You can overlay a little Dick Cheney and George Bush onto that image too, if you like; for what it’s worth, Seneca seems to have looked a bit like Cheney.

When these plays go for the goods, they really go for it. Instead of killing her two children offstage, chillingly unseen, this Medea slays the first one onstage (in the presence of the other) then takes the surviving one up on to a roof with her and waits for Jason to come out and plead desperately with her not to do it. “Enjoy a slow revenge, hasten not, my grief,” she says to herself, drawing out the scene unbearably through several pages. As though a mother killing her children for spite wasn’t awful enough, Seneca turns it into a sick hostage standoff. Doesn’t this sort of thing happen on 24? Anyway, she eventually kills the second child too.

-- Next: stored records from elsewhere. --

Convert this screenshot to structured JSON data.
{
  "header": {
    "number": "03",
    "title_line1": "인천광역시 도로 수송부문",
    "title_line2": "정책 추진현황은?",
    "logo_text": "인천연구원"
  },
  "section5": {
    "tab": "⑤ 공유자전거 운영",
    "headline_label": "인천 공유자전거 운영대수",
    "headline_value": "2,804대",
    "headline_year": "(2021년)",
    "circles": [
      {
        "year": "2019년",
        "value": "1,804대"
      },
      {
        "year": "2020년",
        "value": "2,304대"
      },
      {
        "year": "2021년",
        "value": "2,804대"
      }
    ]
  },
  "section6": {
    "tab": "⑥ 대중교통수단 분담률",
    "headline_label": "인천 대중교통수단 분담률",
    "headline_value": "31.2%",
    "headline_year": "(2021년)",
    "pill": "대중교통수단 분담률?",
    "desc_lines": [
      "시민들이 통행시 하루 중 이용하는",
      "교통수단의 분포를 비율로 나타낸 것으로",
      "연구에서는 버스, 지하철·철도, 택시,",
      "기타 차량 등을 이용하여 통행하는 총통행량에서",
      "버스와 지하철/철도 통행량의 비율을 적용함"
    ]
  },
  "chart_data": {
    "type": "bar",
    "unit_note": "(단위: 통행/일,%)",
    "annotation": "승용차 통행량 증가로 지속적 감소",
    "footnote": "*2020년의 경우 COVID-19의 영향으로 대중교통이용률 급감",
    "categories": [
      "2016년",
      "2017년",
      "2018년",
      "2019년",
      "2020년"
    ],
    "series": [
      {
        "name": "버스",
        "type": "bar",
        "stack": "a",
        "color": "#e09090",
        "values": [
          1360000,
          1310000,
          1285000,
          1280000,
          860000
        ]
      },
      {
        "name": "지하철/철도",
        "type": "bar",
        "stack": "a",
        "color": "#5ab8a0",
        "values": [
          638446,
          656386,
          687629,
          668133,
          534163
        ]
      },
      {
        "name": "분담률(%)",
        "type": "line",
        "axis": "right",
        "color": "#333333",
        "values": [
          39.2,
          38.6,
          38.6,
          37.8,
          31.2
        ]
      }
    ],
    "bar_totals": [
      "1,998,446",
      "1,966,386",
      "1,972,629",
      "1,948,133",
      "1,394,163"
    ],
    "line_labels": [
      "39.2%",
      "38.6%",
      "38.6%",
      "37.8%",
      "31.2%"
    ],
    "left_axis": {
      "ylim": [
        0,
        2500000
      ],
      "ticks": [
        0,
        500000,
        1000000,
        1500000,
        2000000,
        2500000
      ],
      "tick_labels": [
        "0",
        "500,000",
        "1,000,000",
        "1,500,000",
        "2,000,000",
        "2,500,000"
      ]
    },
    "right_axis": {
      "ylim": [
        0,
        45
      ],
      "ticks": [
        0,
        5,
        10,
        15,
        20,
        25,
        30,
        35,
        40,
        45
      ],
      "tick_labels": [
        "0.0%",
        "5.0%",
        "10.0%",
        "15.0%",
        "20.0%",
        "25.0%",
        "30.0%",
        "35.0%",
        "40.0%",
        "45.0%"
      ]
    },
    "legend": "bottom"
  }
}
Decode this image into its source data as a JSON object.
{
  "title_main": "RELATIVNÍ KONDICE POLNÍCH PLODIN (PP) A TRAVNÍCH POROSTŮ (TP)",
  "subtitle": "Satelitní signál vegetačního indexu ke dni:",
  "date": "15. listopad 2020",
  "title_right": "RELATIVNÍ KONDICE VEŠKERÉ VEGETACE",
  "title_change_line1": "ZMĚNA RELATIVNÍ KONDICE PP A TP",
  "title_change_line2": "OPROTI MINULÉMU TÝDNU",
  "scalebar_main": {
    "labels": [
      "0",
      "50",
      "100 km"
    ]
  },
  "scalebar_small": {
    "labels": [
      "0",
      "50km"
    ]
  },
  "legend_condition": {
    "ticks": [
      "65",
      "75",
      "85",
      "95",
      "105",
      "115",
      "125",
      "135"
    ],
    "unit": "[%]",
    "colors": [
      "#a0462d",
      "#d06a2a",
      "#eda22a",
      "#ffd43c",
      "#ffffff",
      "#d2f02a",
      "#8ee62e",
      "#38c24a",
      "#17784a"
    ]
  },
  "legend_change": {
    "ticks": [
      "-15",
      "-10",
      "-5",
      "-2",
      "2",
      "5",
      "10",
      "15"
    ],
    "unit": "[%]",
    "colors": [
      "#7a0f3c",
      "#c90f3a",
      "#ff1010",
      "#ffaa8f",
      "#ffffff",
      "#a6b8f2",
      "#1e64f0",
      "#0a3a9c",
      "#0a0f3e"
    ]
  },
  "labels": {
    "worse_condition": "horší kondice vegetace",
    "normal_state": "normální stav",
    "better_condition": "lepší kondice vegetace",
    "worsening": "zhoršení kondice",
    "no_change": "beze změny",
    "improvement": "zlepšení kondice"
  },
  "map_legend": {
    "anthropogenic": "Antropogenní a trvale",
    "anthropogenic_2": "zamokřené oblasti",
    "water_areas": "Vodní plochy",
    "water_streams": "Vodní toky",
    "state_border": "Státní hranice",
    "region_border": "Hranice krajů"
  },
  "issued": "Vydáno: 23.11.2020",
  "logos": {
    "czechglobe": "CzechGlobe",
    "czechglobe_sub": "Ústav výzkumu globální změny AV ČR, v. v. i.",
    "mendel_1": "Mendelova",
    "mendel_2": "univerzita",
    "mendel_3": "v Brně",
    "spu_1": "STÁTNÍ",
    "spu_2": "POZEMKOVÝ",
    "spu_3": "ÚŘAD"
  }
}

Oedipus’s eye-gouging, which preoccupies teenagers but isn’t actually the point of the play, here becomes a hilariously over-detailed account by a messenger, including stuff like: “… and still the fingers probed the open holes, / The nails scratched in the empty cavities / Which now gaped hollow where the eyes had been. …”

But my favorite outlandish, indefensible grotesquerie is the final tableau of Phaedra, in which Theseus, having learned that oops! his son never actually deserved to be dragged across sharp rocks and torn completely to shreds, mourns for him by trying to puzzle the many fragments of the corpse back into a person-shape. Yes, really. On stage. This is your excerpt:

CHORUS: You sir, shall set in order these remains
Of your son’s broken body, and restore
The mingled fragments to their place. Put here
His strong right hand … and here the left,
Which used to hold the reins so skilfully….
I recognize the shape of this left side.
Alas, how much of him is lost, and lies
Far from our weeping!

THESEUS: Trembling hands, be firm
For this sad service; cheeks, dry up your tears!
Here is a father building, limb by limb,
A body for his son…. Here is a piece,
Misshapen, horrible, each side of it
Injured and torn. What part of you it is
I cannot tell, but it is part of you.
So … put it there … not where it ought to be,
But where there is a place for it. Was this
The face that shone as brightly as a star,
The face that turned all enemies’ eyes aside?
Has so much cruelty come to this? O cruelty
Of Fate! O kindness, ill-bestowed, of gods!

That kind of eyebrow-raising stuff, the stuff that made me grin at those crazy Romans and their creepy, decadent tastes — the real meat of these tragedies — was always good reading and I enjoyed it. The downside to this assignment was that to varying degrees, these plays were all padded out with incredibly dull and protracted displays of mythological learnedness, unconnected to the matter at hand. The first few scenes of every play, before the swords came out, were always pretty bad, though I think the lowest point came between acts two and three of Oedipus, when Tiresias, exiting, tells the Chorus, essentially, “during the scene change, why don’t you tell the nice people about Bacchus,” which incites a four-page long oral report about Bacchus, apparently cribbed from some encyclopedia of Greek mythology and of absolutely no relevance to the story. That was a drag. I think Thyestes was my favorite, in part because it was the least padded. And the thing about the guy eating his kids didn’t hurt.

Comments

  1. I would and will never read this, but your review has provided enough information for me to feel semi-literate about it. Thank you. Next time this comes up at a party I am all set to impress.

    You can tell by that bust that Seneca was a nicer, wiser guy than Dick Cheney.

    Posted by Beth on |
  2. I, too, am grateful for being able to feel even slightly “exposed” to this body of work without having to actually go near it.

    I appreciate the whole effort here, as a matter of fact.

    Posted by mrb on |
  3. Several times I wanted to stop reading this, but I couldn’t. I was riveted. I found it so interesting. Now I wish I didn’t. Now I need to forget all that gore. Luckily my memory is so weak now, that it will not take long before all will be forgotten. I hope.

    Posted by H. on |
  4. I had to go back and read it again.
    This will not help me forget, that which I would rather not remember. On the contrary. But I couldn’t resist.